Secondly, Dives was condemned because his selfishness caused him to lose the capacity to sympathize. There is nothing more tragic than to find a person who can look at the anguishing and deplorable circumstances of fellow human beings and not be moved. Dives’ wealth had made him cold and calculating; it had blotted out the warmth of compassion. . . . He saw men hungry and fed them not; he saw men sick and visited them not; he saw men naked and clothed them not. . . .

Finally, Dives’ greatest sin was that he accepted the inequalities of circumstance as being the proper conditions of life. . . . There are certain gulfs in life which originate in the accident of circumstance. So in the parable Lazarus was poor, not because he wanted to be, but because tragic circumstances had made him so. On the other hand, Dives was rich because fortunate circumstances had made him so. There is a circumstantial gulf between Lazarus and Dives. Now Dives’ sin was not that he made this gulf between him and Lazarus; . . .The sin of Dives was that he felt that the gulf which existed between him and Lazarus was a proper condition of life.

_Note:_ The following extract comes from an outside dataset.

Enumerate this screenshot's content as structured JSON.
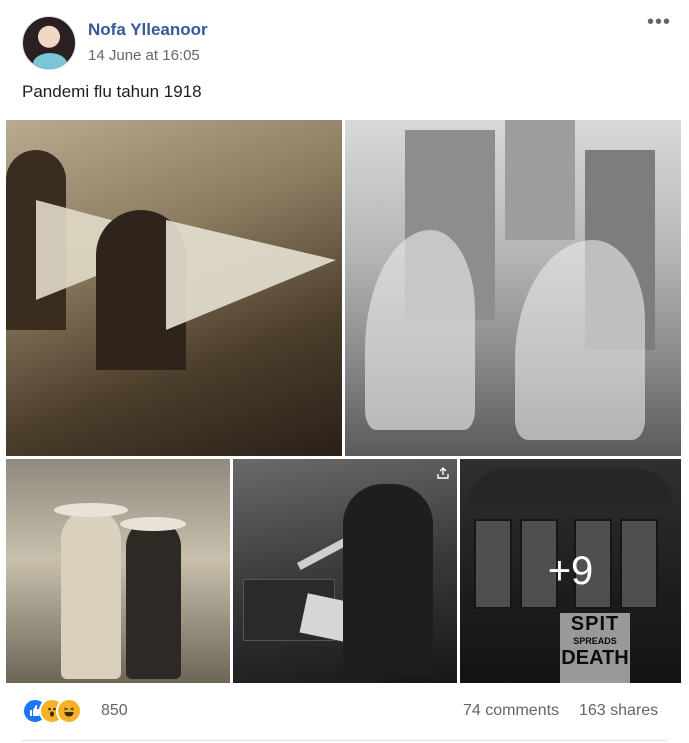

Dives felt that this was the way things were to be.

I love King’s articulation of Dives’ sins, because I think it points us to three important things we need to attend to in our own spirits and in our economic lives: attention, compassion, and justice.

First, we are called to pay attention to the people at our gate. Or holding signs in the parking lot. Or camping along the levy. Or getting food at LINK. To pay attention to all of the people God puts in our path, not just the people like us, the people with whom we feel comfortable.

Second, we are called to compassion. As we pay attention to people, we should open our hearts to compassion for them. And that compassion will lead us to action—to feed the hungry, tend to the sick, visit the lonely. Sometimes, at least for me, I am hesitant to open up to compassion because the problems are so big and I know I can’t help everyone. I don’t know where to start or where or how to stop. Perhaps this parable is a good guide for this dilemma. Just as the rich man is not condemned for his failure to feed all the hungry people, so we don’t bear responsibility for the world. But who are the people at our gate for whom we do bear responsibility?

And finally, there is this question of justice that King articulates. He references Reinhold Niebuhr, saying that the rich man “took the ‘isness’ of circumstantial accidents and transformed them into the ‘oughtness’ of a universal structure.” That the rich man thought he deserved to be rich and Lazarus deserved to be poor. Like US slave owners insisted that Black people deserved to be enslaved and white people deserved to be masters. Like many people agree with Albert Mohler, the president of Southern Baptist Theological Seminary, that “There’s just something about the order of creation that means that God intends for the preaching voice to be a male voice.” People don’t make the rules that women can’t preach; it’s just how God intends things to be. Like many people today still blame the poor for their poverty, rather than recognizing the ways our economic systems work to keep the rich rich and the poor poor.

But Jesus’ parable contradicts this idea that people deserve their economic circumstance. As we see Lazarus sheltered in the bosom of Abraham while the rich man suffers in flames, it becomes clear that God does not, in fact, favor the, rich man. The situations of the two men on earth were a result of “circumstantial accidents,” not God’s divine intention. And so, in addition to sharing our food and other resources with those in need, I believe this parable also calls us to address the systems that create such disparities between the haves and have nots in the first place.

As I read and contemplate this parable, it feels like the rich man’s final request was granted after all. That, in a sense, Lazarus has come back to warn us about the chasm—and to encourage us to take steps now to alleviate suffering.

I don’t often issue direct challenges in my sermons, but today I do have some “homework” for you in the coming week: choose one of these three areas to attend to in your own life: attention, compassion, or justice. Where is God calling you to focus? What is God calling you to do?

You do not have to do it all. But commit to doing one thing that might help bridge the chasm.